Last Saturday, along with a handful of other West Kent CAMRA members, I had cause to visit north Kent. Now this is not a part of the county which I’d normally entertain going to, but we were on a mission to present a certificate for “Beer of the Festival” to the Caveman Brewery of Swanscombe. The festival in question was last year’s Spa Valley Rail and Ale Festival, and the beer concerned was Caveman’s first brew, Citra.
Caveman Brewery is housed in the cellar of the George and Dragon, a Victorian town pub, which is just a stone’s throw from Swanscombe station. Swanscombe itself is a small town on the Thames Estuary, a few miles to the east of Dartford. Until recent times it was a centre of the cement industry, but this has gradually declined and the whole area now seems somewhat down at heel. This is despite the presence nearby of the Bluewater Shopping Centre, one of the largest in Europe.
Still it was beer and not shops that we were after, and where better than the George and Dragon as it has just been voted Pub of the Year for the West Kent area. This is quite an achievement for a pub which, until recently, had seen better times, but 18 months ago it was acquired by licensees Bob and Bron Veal, who set about transforming the place to create a bright and airy drinking environment. They still have plenty of work to do, especially to the pub’s exterior, but according to Bron the main priority was to get the inside of the pub up to a suitable standard, so they could start trading. Apparently the George and Dragon had a bad reputation under its previous owners (Admiral Taverns), and suffered from druggies and other undesirables. Bron told us many of them were dissuaded from renewing their custom by the pub’s policy of concentrating on micro-breweries beers, including the pub’s own, with Chapel Down’s Curious Brew from Tenterden, to cater for lager drinkers instead of multi-national global brands such as Fosters, Stella et al.(Sounds like a good idea to me!)
The policy has obviously worked as today the George and Dragon is a friendly and welcoming community pub, offering a wide selection of quality cask ales alongside Kernel Centennial and Whitstable Oyster Stout on keg, some excellent genuinely home-cooked food – which we partook of ourselves, and hosting all sorts of events, including live music and fund-raising activities. As mentioned earlier, the pub is also home to the Caveman Brewery, and we were fortunate to have been given a guided tour by James Hayward, brewer and one of the two partners behind the operation, (Nick Byram is the other one).

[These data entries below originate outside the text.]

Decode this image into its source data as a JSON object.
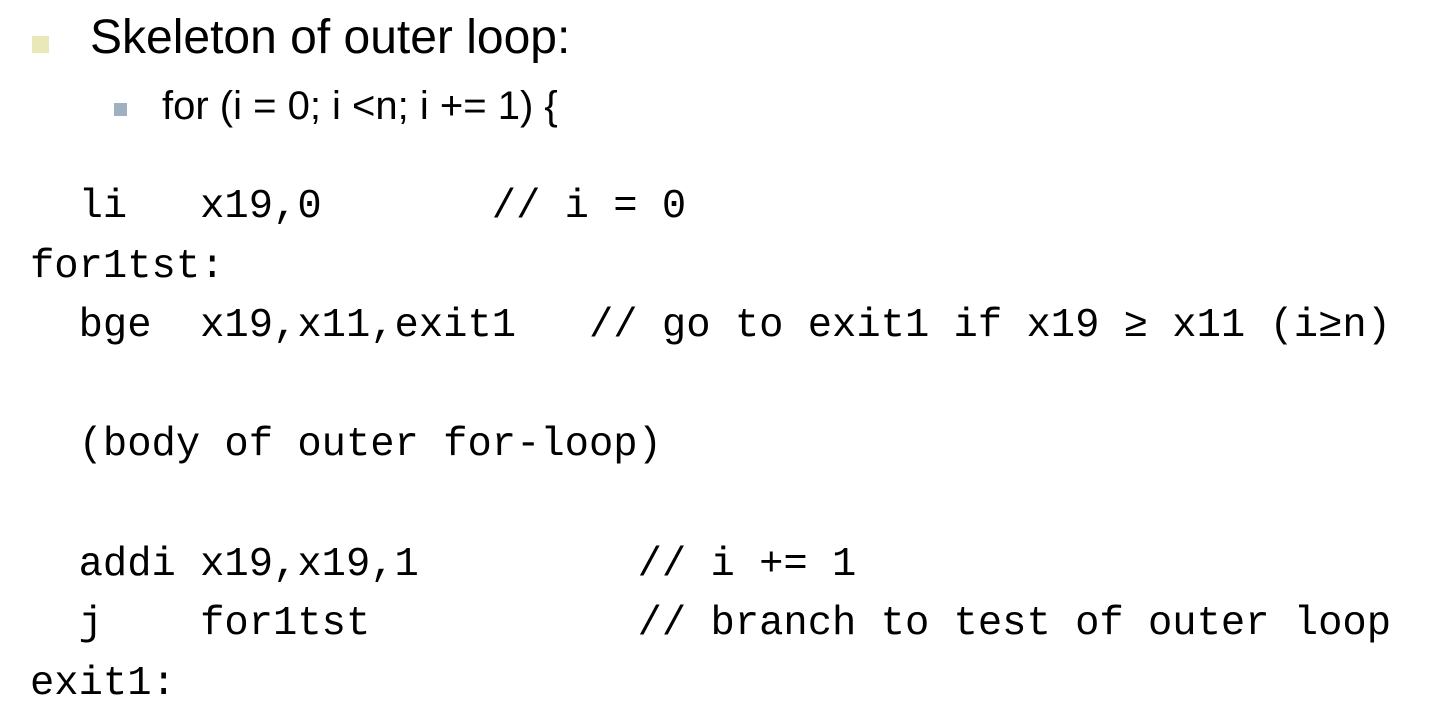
{
  "slide": {
    "heading": "Skeleton of outer loop:",
    "subbullet": "for (i = 0; i <n; i += 1) {",
    "bullet_colors": {
      "level1": "#e8e8b8",
      "level2": "#9fb0c0"
    },
    "code_lines": [
      "  li   x19,0       // i = 0",
      "for1tst:",
      "  bge  x19,x11,exit1   // go to exit1 if x19 ≥ x11 (i≥n)",
      "",
      "  (body of outer for-loop)",
      "",
      "  addi x19,x19,1         // i += 1",
      "  j    for1tst           // branch to test of outer loop",
      "exit1:"
    ]
  }
}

We descended the slightly tricky and steep stairs down into the extensive cellar, or “cave”, beneath the pub. Here the partners have managed to shoe-horn in a full-mash brewing plant, together with four fermenters, plus have fitted out a separate cold room for storage of both their beer, plus casks ready stillaged for serving in the pub upstairs. It is quite an achievement, especially as draining, extraction and a hoist all had to be installed as well. It is even more of an achievement when one learns that both partners have full-time jobs in addition to running the brewery!

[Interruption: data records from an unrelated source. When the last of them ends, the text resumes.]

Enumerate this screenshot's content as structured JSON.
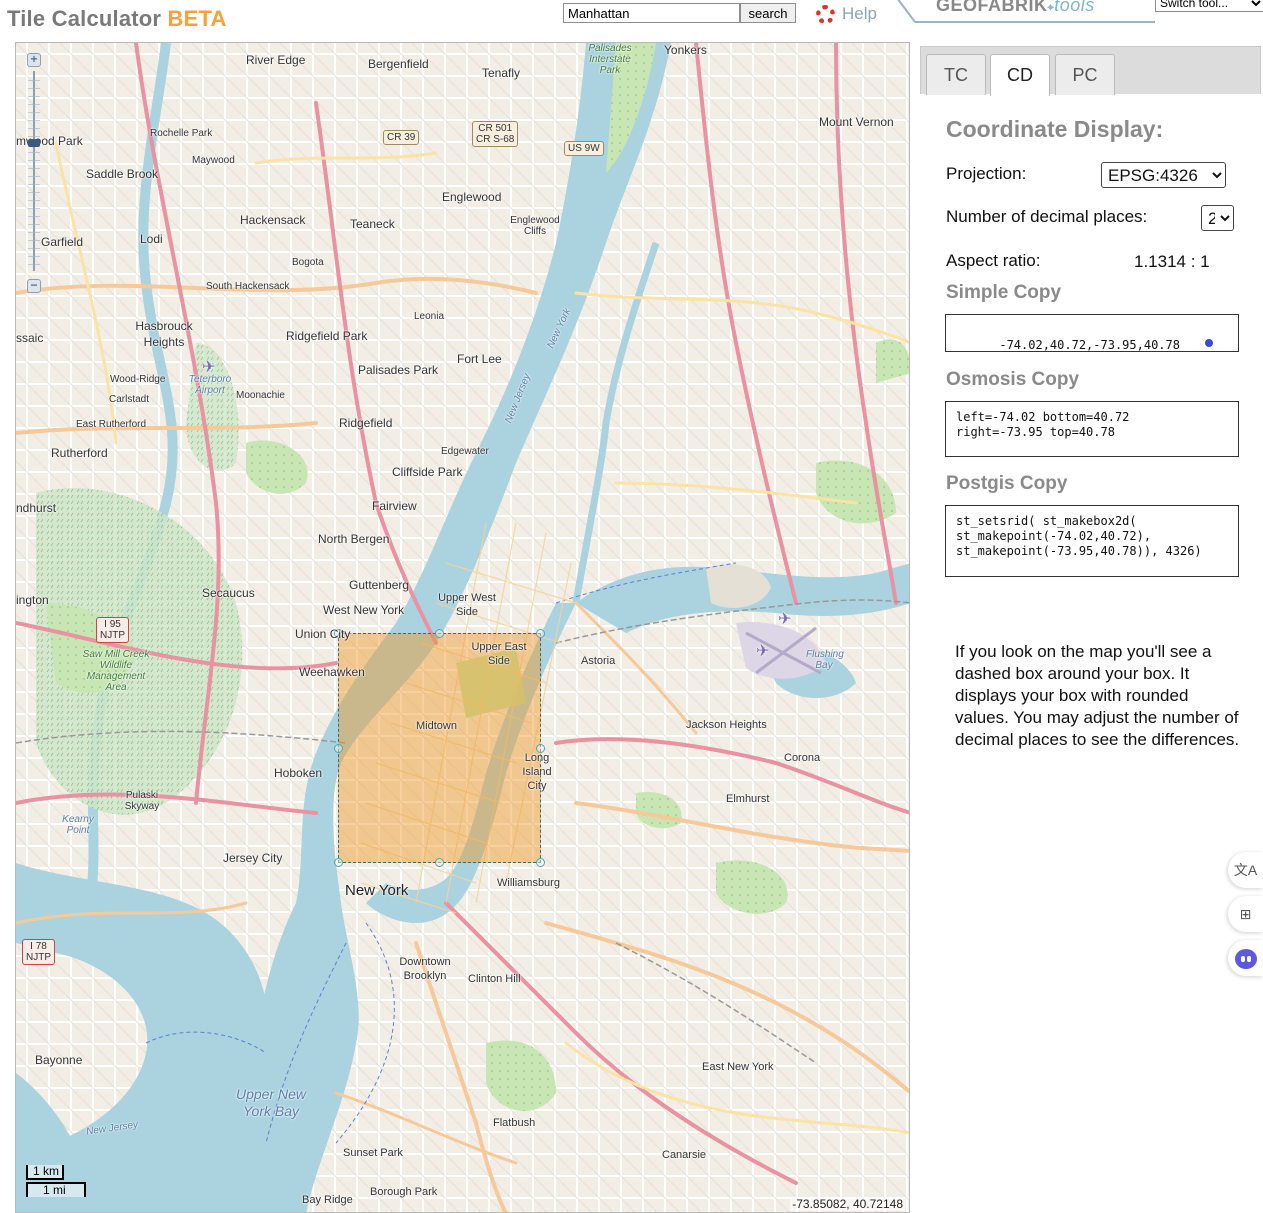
{
  "header": {
    "title": "Tile Calculator",
    "beta": "BETA",
    "search_value": "Manhattan",
    "search_button": "search",
    "help_label": "Help",
    "brand_name": "GEOFABRIK",
    "brand_tools": "tools",
    "switch_tool_value": "Switch tool..."
  },
  "map": {
    "mouse_position": "-73.85082, 40.72148",
    "scale_km": "1 km",
    "scale_mi": "1 mi",
    "selection_fill_color": "#f0962a",
    "labels": {
      "river_edge": "River Edge",
      "bergenfield": "Bergenfield",
      "tenafly": "Tenafly",
      "yonkers": "Yonkers",
      "mount_vernon": "Mount Vernon",
      "rochelle_park": "Rochelle Park",
      "maywood": "Maywood",
      "saddle_brook": "Saddle Brook",
      "englewood": "Englewood",
      "englewood_cliffs": "Englewood Cliffs",
      "hackensack": "Hackensack",
      "teaneck": "Teaneck",
      "garfield": "Garfield",
      "lodi": "Lodi",
      "bogota": "Bogota",
      "south_hackensack": "South Hackensack",
      "leonia": "Leonia",
      "hasbrouck_heights": "Hasbrouck Heights",
      "ridgefield_park": "Ridgefield Park",
      "fort_lee": "Fort Lee",
      "palisades_park": "Palisades Park",
      "wood_ridge": "Wood-Ridge",
      "carlstadt": "Carlstadt",
      "teterboro": "Teterboro Airport",
      "moonachie": "Moonachie",
      "ridgefield": "Ridgefield",
      "east_rutherford": "East Rutherford",
      "rutherford": "Rutherford",
      "edgewater": "Edgewater",
      "cliffside_park": "Cliffside Park",
      "fairview": "Fairview",
      "north_bergen": "North Bergen",
      "guttenberg": "Guttenberg",
      "secaucus": "Secaucus",
      "west_new_york": "West New York",
      "upper_west_side": "Upper West Side",
      "union_city": "Union City",
      "upper_east_side": "Upper East Side",
      "astoria": "Astoria",
      "weehawken": "Weehawken",
      "midtown": "Midtown",
      "jackson_heights": "Jackson Heights",
      "hoboken": "Hoboken",
      "long_island_city": "Long Island City",
      "corona": "Corona",
      "elmhurst": "Elmhurst",
      "pulaski_skyway": "Pulaski Skyway",
      "kearny_point": "Kearny Point",
      "jersey_city": "Jersey City",
      "new_york": "New York",
      "williamsburg": "Williamsburg",
      "downtown_brooklyn": "Downtown Brooklyn",
      "clinton_hill": "Clinton Hill",
      "bayonne": "Bayonne",
      "east_new_york": "East New York",
      "upper_new_york_bay": "Upper New York Bay",
      "flatbush": "Flatbush",
      "sunset_park": "Sunset Park",
      "canarsie": "Canarsie",
      "borough_park": "Borough Park",
      "bay_ridge": "Bay Ridge",
      "flushing_bay": "Flushing Bay",
      "sawmill_creek": "Saw Mill Creek Wildlife Management Area",
      "palisades_park_ny": "Palisades Interstate Park",
      "new_york_river": "New York",
      "new_jersey_river": "New Jersey",
      "new_jersey_bay": "New Jersey",
      "new_york_bay": "New York",
      "lyndhurst": "ndhurst",
      "kington": "ington",
      "ssaic": "ssaic",
      "mwood_park": "mwood Park"
    },
    "shields": {
      "cr39": "CR 39",
      "cr501": "CR 501\nCR S-68",
      "us9w": "US 9W",
      "i95": "I 95\nNJTP",
      "i78": "I 78\nNJTP"
    }
  },
  "panel": {
    "tabs": [
      "TC",
      "CD",
      "PC"
    ],
    "active_tab": "CD",
    "title": "Coordinate Display:",
    "projection_label": "Projection:",
    "projection_value": "EPSG:4326",
    "decimals_label": "Number of decimal places:",
    "decimals_value": "2",
    "aspect_label": "Aspect ratio:",
    "aspect_value": "1.1314 : 1",
    "simple_title": "Simple Copy",
    "simple_value": "-74.02,40.72,-73.95,40.78",
    "osmosis_title": "Osmosis Copy",
    "osmosis_value": "left=-74.02 bottom=40.72\nright=-73.95 top=40.78",
    "postgis_title": "Postgis Copy",
    "postgis_value": "st_setsrid( st_makebox2d(\nst_makepoint(-74.02,40.72),\nst_makepoint(-73.95,40.78)), 4326)",
    "hint": "If you look on the map you'll see a dashed box around your box. It displays your box with rounded values. You may adjust the number of decimal places to see the differences."
  },
  "side_icons": [
    "translate-icon",
    "apps-icon",
    "assistant-icon"
  ]
}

So what of our visit? Well the pub had enjoyed a busy Friday night prior to our visit, and the barman, whose name I forget now, was busy pulling through a couple more beers when we arrived. I started off with Moor Top Pale Ale from Buxton Brewery, a very pale and well-hopped 3.8% beer which was just the thing after a lengthy train journey. I followed it with a couple of Caveman brews – Palaeolithic Pale Ale, another 3.8% beer flavoured with Cascade hops, before moving onto the much stronger 5.9% Megalithic. I preferred this to the Palaeolithic, and found it the perfect accompaniment to my steak and ale pie, served up in a gargantuan portion with new potatoes and seasonal vegetables. Just the thing for a hungry imbiber!
We left the George and Dragon around 3pm, to make the short train journey to Dartford, where we planned to visit the town’s Working Men’s Club. The club itself is worthy of a separate post, so I won’t say anymore here apart from that a visit to both these establishments makes the journey to this very run down and neglected part of the Garden of England well worthwhile.